While many of these studies are preliminary, this research does demonstrate that it could be feasible to provide treatments that would reduce harmful feelings of love. There are certainly many types of problematic romantic situations, such as love for someone besides one’s long-term partner, unrequited love, pedophilic attraction, incestuous love, and love for one’s abuser. In many cases, reducing these feelings of love could provide great benefits to an individual’s mental and physical health.

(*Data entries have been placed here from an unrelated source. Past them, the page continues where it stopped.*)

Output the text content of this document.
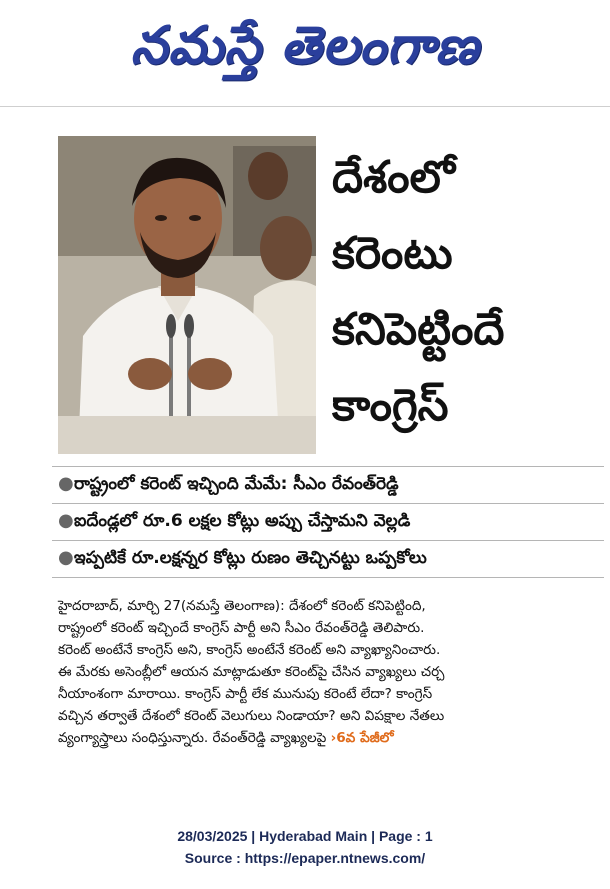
నమస్తే తెలంగాణ
దేశంలో
కరెంటు
కనిపెట్టిందే
కాంగ్రెస్
● రాష్ట్రంలో కరెంట్ ఇచ్చింది మేమే: సీఎం రేవంత్‌రెడ్డి
● ఐదేండ్లలో రూ.6 లక్షల కోట్లు అప్పు చేస్తామని వెల్లడి
● ఇప్పటికే రూ.లక్షన్నర కోట్లు రుణం తెచ్చినట్టు ఒప్పకోలు
హైదరాబాద్, మార్చి 27(నమస్తే తెలంగాణ): దేశంలో కరెంట్ కనిపెట్టింది,
రాష్ట్రంలో కరెంట్ ఇచ్చిందే కాంగ్రెస్ పార్టీ అని సీఎం రేవంత్‌రెడ్డి తెలిపారు.
కరెంట్ అంటేనే కాంగ్రెస్ అని, కాంగ్రెస్ అంటేనే కరెంట్ అని వ్యాఖ్యానించారు.
ఈ మేరకు అసెంబ్లీలో ఆయన మాట్లాడుతూ కరెంట్‌పై చేసిన వ్యాఖ్యలు చర్చ
నీయాంశంగా మారాయి. కాంగ్రెస్ పార్టీ లేక మునుపు కరెంటే లేదా? కాంగ్రెస్
వచ్చిన తర్వాతే దేశంలో కరెంట్ వెలుగులు నిండాయా? అని విపక్షాల నేతలు
వ్యంగ్యాస్త్రాలు సంధిస్తున్నారు. రేవంత్‌రెడ్డి వ్యాఖ్యలపై ›6వ పేజీలో
28/03/2025 | Hyderabad Main | Page : 1
Source : https://epaper.ntnews.com/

The question of whether anti-love biotechnology is ethical is highly debated and will be explored in greater depth in a later article.

References:

  1. Williamson, B., & McClelland, S. (2006, October 27). When love hurts: The story of an abused woman. Retrieved from https://www.canadianliving.com/life-and-relationships/relationships/article/when-love-hurts-the-story-of-an-abused-woman
  2. Steinberg, R. J. (1986). A Triangular Theory of Love The Triangle of Love. Psychological Review, 93(2), 119–135. https://doi.org/10.4324/9780203311851
  3. MARAZZITI, D., AKISKAL, H. S., ROSSI, A., & CASSANO, G. B. (1999). Alteration of the platelet serotonin transporter in romantic love. Psychological Medicine, 29(3), S0033291798007946. https://doi.org/10.1017/S0033291798007946
  4.  Earp, B. D., Wudarczyk, O. A., Sandberg, A., & Savulescu, J. (2013). If I Could Just Stop Loving You: Anti-Love Biotechnology and the Ethics of a Chemical Breakup. American Journal of Bioethics, 13(11), 3–17.
  5.  Amelung T., Kuhle L. F., Konrad A., Pauls A., Beier K. M. Androgen deprivation therapy of self-identifying, help-seeking pedophiles in the Dunkelfeld. International Journal of Law and Psychiatry. 2012;35(3):176–184.